The relationship wasn’t working. I tired to tell her as much. It wasn’t clear from her reaction whether of not the things I’d said had sunk in. it was pretty clear she was quite crazy anyway: that’s why I had decided to call it a day. Sure, she was attractive enough, at least from the neck down. I had spent some time deliberating over my decision, and while I had pondered, had listened to a few apposite records, including my 7” copy of the song by The Monks, “Nice Legs, Shame About Her Face.”
Despite the turn in the tale in the final verse, the chorus seemed fitting. The Fall had, on their first album, Live at the Witch Trials, recorded a number called “Rebellious Jukebox,” the title of which had been variously lifted by magazines for columns about compilations and tracks selected by celebrities and recording artists. In my own personal twist on this theme – seemingly incongruous tracks selected by individuals to demonstrate their influences, but, subtextually, their knowledge of cult music, and, ultimately, their hipness – my selection of tracks was not so much intended to show my alternative and cult leanings, but my ability to pick songs which best suited the current situation, either mine of that of someone close to me, or that of a current cultural or political situation – or not so much to “pick” them, but for my mind to throw these tracks out at random and at the most inopportune yet curiously apposite moments.

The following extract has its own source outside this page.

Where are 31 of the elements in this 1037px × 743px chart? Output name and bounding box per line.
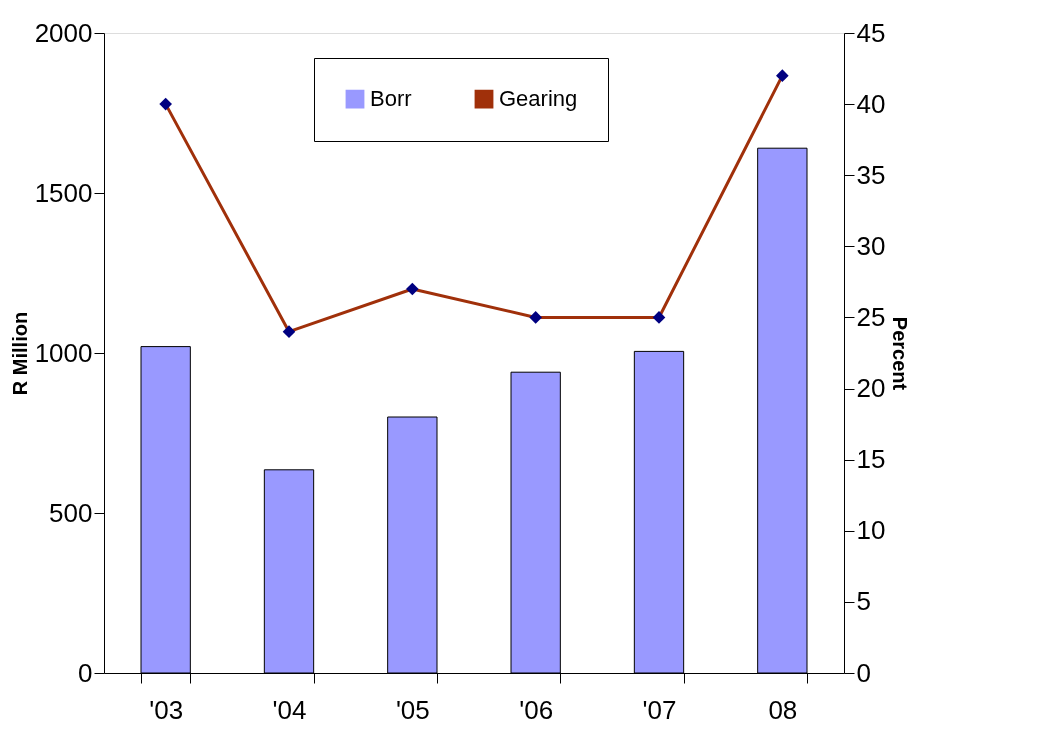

It was like the dilemma of perfect comedy: does one go for the line which displays that flash of inspired genius but which is likely to cause offence, or does one suppress it and say the “right” thing? And so it came to pass that as I considered my predicament, a plethora of songs entered my head and became the soundtrack churned out on random play my mental jukebox, whether I willed it or not.

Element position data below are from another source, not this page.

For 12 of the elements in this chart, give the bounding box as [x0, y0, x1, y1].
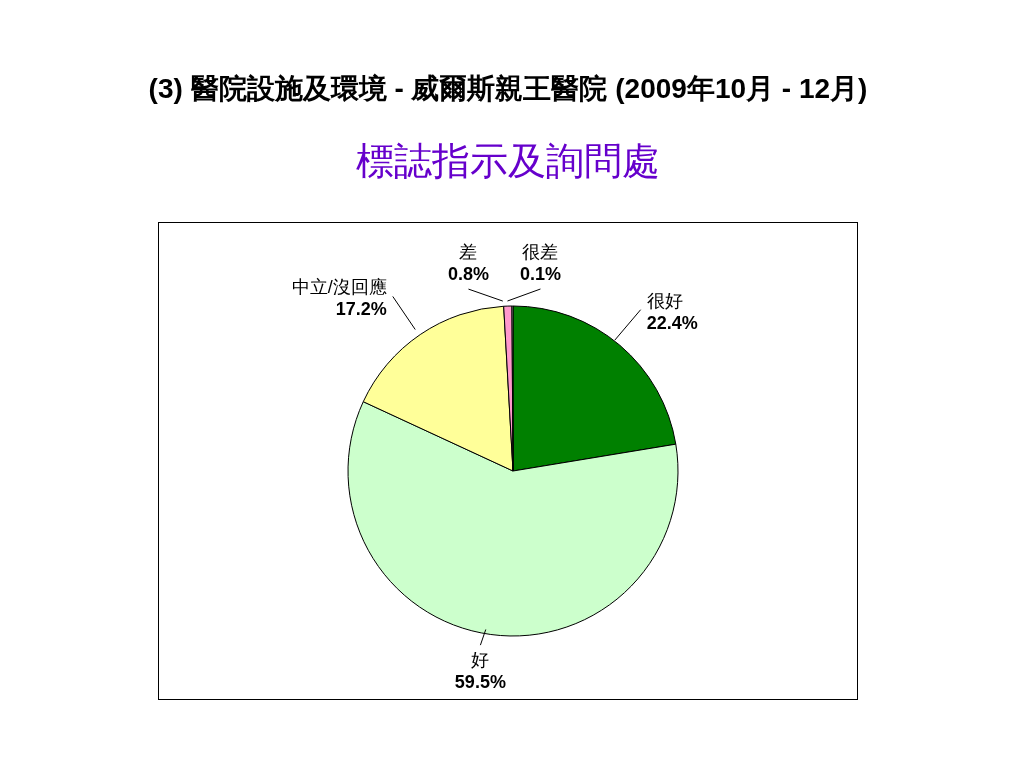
data-label: 0.1%: [519, 264, 561, 284]
data-label: 22.4%: [646, 312, 698, 333]
slice-label: 中立/沒回應: [291, 277, 387, 298]
chart-subtitle: 標誌指示及詢問處: [355, 139, 661, 184]
slice-label: 差: [459, 242, 478, 263]
data-label: 0.8%: [447, 264, 489, 285]
slice-label: 很好: [646, 290, 683, 311]
slice-label: 好: [471, 650, 490, 671]
data-label: 59.5%: [454, 672, 506, 693]
chart-title: (3) 醫院設施及環境 - 威爾斯親王醫院 (2009年10月 - 12月): [147, 72, 869, 106]
slice-label: 很差: [522, 242, 559, 262]
data-label: 17.2%: [335, 299, 387, 320]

I cursed my encyclopaedic musical knowledge as The Monks’ chanted chorus entered my consciousness, and although Fudge Tunnel’s “Don”t Have Time for You’ from the 1995 Creep Diets album seeped into my mind from time to time, I knew the situation had a deeper gravity than random songs entering my head. And yet, for all my efforts, I could not stop them.
“What do you think is the problem?” she asked.
“What isn’t?” I replied, tortuously vaguely and meanly rhetorically. To my mind, everything was wrong, and that much was obvious. As I had said, the relationship wasn’t working. It required little qualification: the flaws were clearly apparent and required little or no explanation, I was buggered if I was going to give one.